O reconhecimento do conflito em Cabinda surgiu na sequência do apelo de António Guterres a um “cessar-fogo global imediato” em todos os conflitos para preservar a vida de civis perante a “fúria” da pandemia da Covid-19. Enfatizando o seu apelo, António Guterres dira: “Baixem as armas, silenciem as armas, acabem com os ataques aéreos. Vamos pôr fim ao flagelo da guerra e lutar contra a doença que assola o mundo. Isso começa com o fim dos combates. Em toda a parte. Em todos os lugares. Imediatamente.”

O apelo foi lançado a 23 de Março e a 13 de Abril a FLEC respondeu de forma positiva ao apelo com um cessar-fogo.

Porém, a declaração de António Guterres sobre a existência do conflito em Cabinda é o que o Presidente de Angola João Lourenço nunca quis ouvir da ONU, estando habituado a tapar o sol com a peneira. Assim, sempre habituado a correr de um lado para o outro para convencer de que já não existe conflito em Cabinda, mobilizou o seu arsenal militar para desferir mais um golpe na resistência armada.

As diligências sobre o dossiê de Cabinda na ONU remontam aos anos 60, quando, a 6 de Outubro de 1960, do alto da Tribuna da Assembleia-Geral das Nações Unidas, Stéphane Tshitshele, Vice-Presidente e Ministro dos Negócios Estrangeiros do Congo-Brazzaville apresentou o problema de Cabinda à Comunidade Internacional.

O discurso de Stéphane Tshitsele na ONU censurava Portugal por integrar administrativamente Cabinda em Angola, contra a letra e o espírito dos tratados – o de Chinfuma, aos 29 de Setembro de 1883; o de Chicamba, aos 26 de Dezembro de 1884; e o de Simulambuco, a 1 de Fevereiro de 1885; tratados esses aceites na Conferência de Berlim, que elaborou a obra jurídica daquilo que é chamado “Carta Colonial”, quadro jurídico de referência no processo de descolonização, no qual Angola e Cabinda são tomados como duas entidades distintas.

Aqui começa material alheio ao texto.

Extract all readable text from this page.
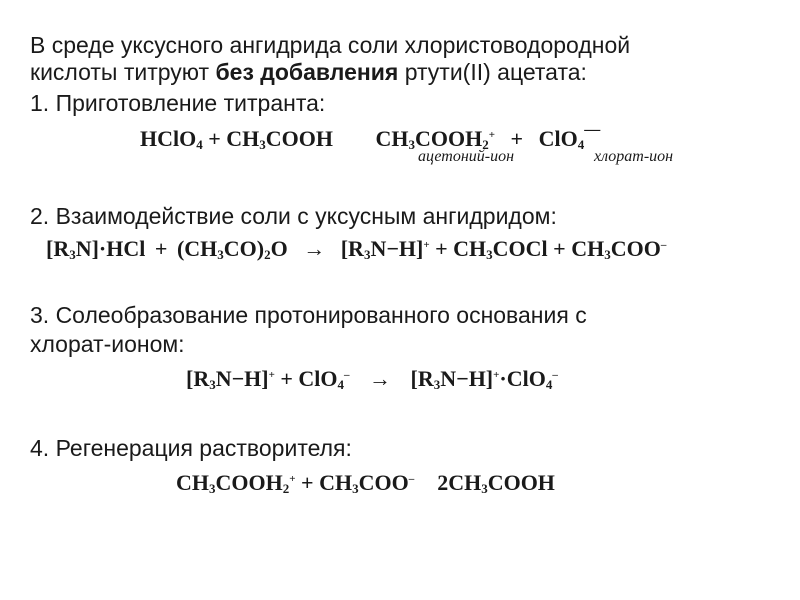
В среде уксусного ангидрида соли хлористоводородной
кислоты титруют без добавления ртути(II) ацетата:
1. Приготовление титранта:
HClO$_4$ + $CH_3COOH$ $CH_3COOH_2^+ + ClO_4^—$
ацетоний-ион	хлорат-ион
2. Взаимодействие соли с уксусным ангидридом:
$[R_3N]\cdot HCl + (CH_3CO)_2O \to [R_3N-H]^+$ + $CH_3COCl + CH_3COO^-$
3. Солеобразование протонированного основания с
хлорат-ионом:
$[R_3N-H]^+ + ClO_4^- \to [R_3N-H]^+\cdot ClO_4^-$
4. Регенерация растворителя:
$CH_3COOH_2^+ + CH_3COO^-$ $2CH_3COOH$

E, na sequência de várias outras diligências, a ONU através da Resolução 1542 (XV) de 15/12/1960 considera Cabinda “um território autónomo” com direito a autodeterminação; Quaison Sakey, o primeiro grande diplomata que a África Negra deu às Nações Unidas, apresentou a “Questão de Cabinda” no Conselho de Segurança das Nações Unidas, entre 1962 e 1963;e a OUA, actual União Africana (UA), na sua XII Cimeira em 1966, numerou as colónias africanas atribuindo a Cabinda o número 39 Estado a descolonizar e a Angola o 35.

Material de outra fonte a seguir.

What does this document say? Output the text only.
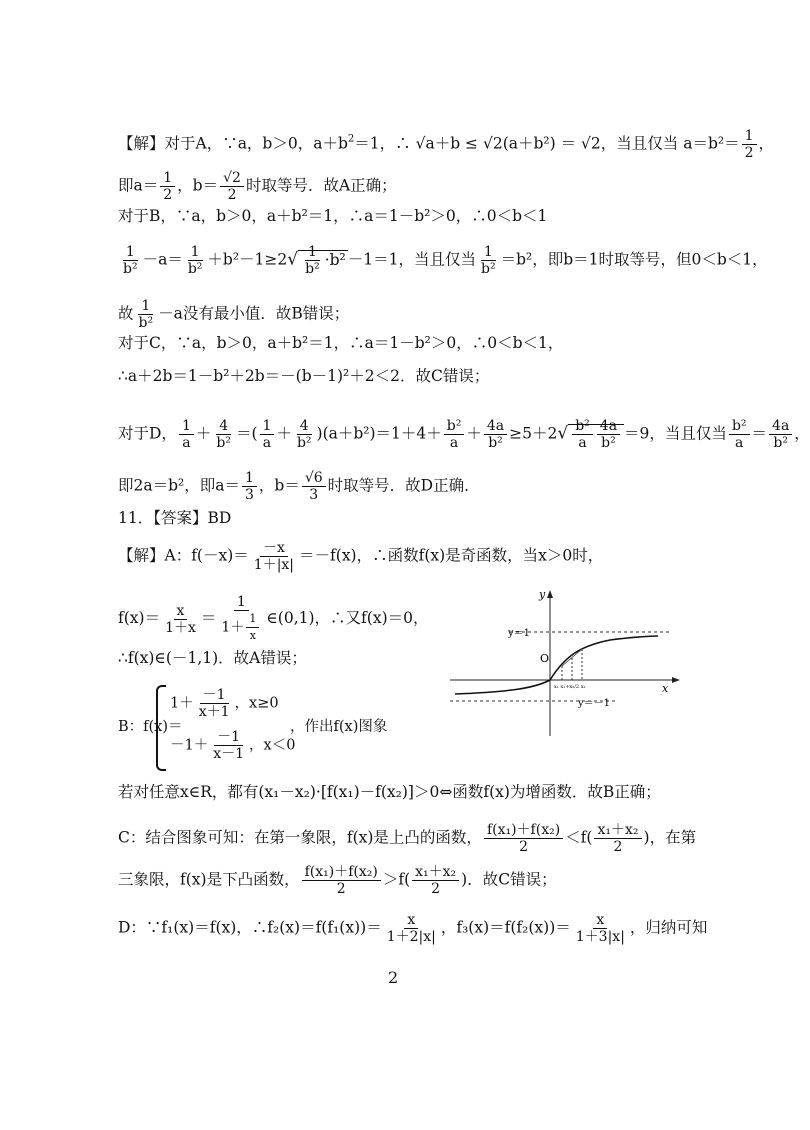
【解】对于A，∵a，b＞0，$a+b^2=1$，∴ √a＋b ≤ √2(a＋b²) ＝ √2，当且仅当 $a=b^2= \frac{1}{2}$ ，
即$a= \frac{1}{2}$ ，$b= \frac{√2}{2}$ 时取等号．故A正确；
对于B，∵a，b＞0，a＋b²＝1，∴a＝1－b²＞0，∴0＜b＜1
$\frac{1}{\text{b²}} -a= \frac{1}{\text{b²}} +b^2-1\ge 2√ \frac{1}{\text{b²}} \cdot b^2 -1=1$，当且仅当 $\frac{1}{\text{b²}} =b^2$，即b＝1时取等号，但0＜b＜1，
故 $\frac{1}{\text{b²}} -a$没有最小值．故B错误；
对于C，∵a，b＞0，a＋b²＝1，∴a＝1－b²＞0，∴0＜b＜1，
∴a＋2b＝1－b²＋2b＝－(b－1)²＋2＜2．故C错误；
对于D， $\frac{1}{a} + \frac{4}{\text{b²}}$ ＝( $\frac{1}{a} + \frac{4}{\text{b²}} )(a+b^2)=1+4+ \frac{\text{b²}}{a} + \frac{4a}{\text{b²}} \ge 5+2√ \frac{\text{b²}}{a} \frac{4a}{\text{b²}} =9$，当且仅当 $\frac{\text{b²}}{a} = \frac{4a}{\text{b²}}$ ，
即2a＝b²，即$a= \frac{1}{3}$ ，$b= \frac{√6}{3}$ 时取等号．故D正确．
11．【答案】BD
【解】A：$f(-x)= \frac{-x}{1+|x|} =-f(x)$，∴函数f(x)是奇函数，当x＞0时，
$f(x)= \frac{x}{1+x} = \frac{1}{1+ \frac{1}{x}}$ ∈(0,1)，∴又f(x)＝0，
∴f(x)∈(－1,1)．故A错误；
B：f(x)＝
$1+ \frac{-1}{x+1}$ ，x≥0
$-1+ \frac{-1}{x-1}$ ，x＜0
，作出f(x)图象
y
x
O
y＝1
y＝－1
x₁ x₁+x₂/2 x₂
若对任意x∈R，都有(x₁－x₂)·[f(x₁)－f(x₂)]＞0⇔函数f(x)为增函数．故B正确；
C：结合图象可知：在第一象限，f(x)是上凸的函数， $\frac{\text{f(x₁)＋f(x₂)}}{2} <f( \frac{\text{x₁＋x₂}}{2}$ )，在第
三象限，f(x)是下凸函数， $\frac{\text{f(x₁)＋f(x₂)}}{2} >f( \frac{\text{x₁＋x₂}}{2}$ )．故C错误；
D：∵f₁(x)＝f(x)，∴f₂(x)＝f(f₁(x))＝ $\frac{x}{1+2|x|}$ ，$f_3(x)=f(f_2(x))= \frac{x}{1+3|x|}$ ，归纳可知
2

O território de Cabinda, onde se concentram a maior parte das reservas petrolíferas exploradas por Angola, não é contígua ao restante território e, desde há muitos anos que líderes locais defendem a independência, alegando uma história colonial autónoma de Luanda.

A FLEC, através do seu “braço armado”, as FAC, luta pela independência daquela província, alegando que o enclave era um protectorado português, tal como ficou estabelecido no Tratado de Simulambuco, assinado em 1885, e não parte integrante do território angolano.

Cabinda é delimitada a norte pela República do Congo, a leste e a sul pela República Democrática do Congo e a oeste pelo Oceano Atlântico.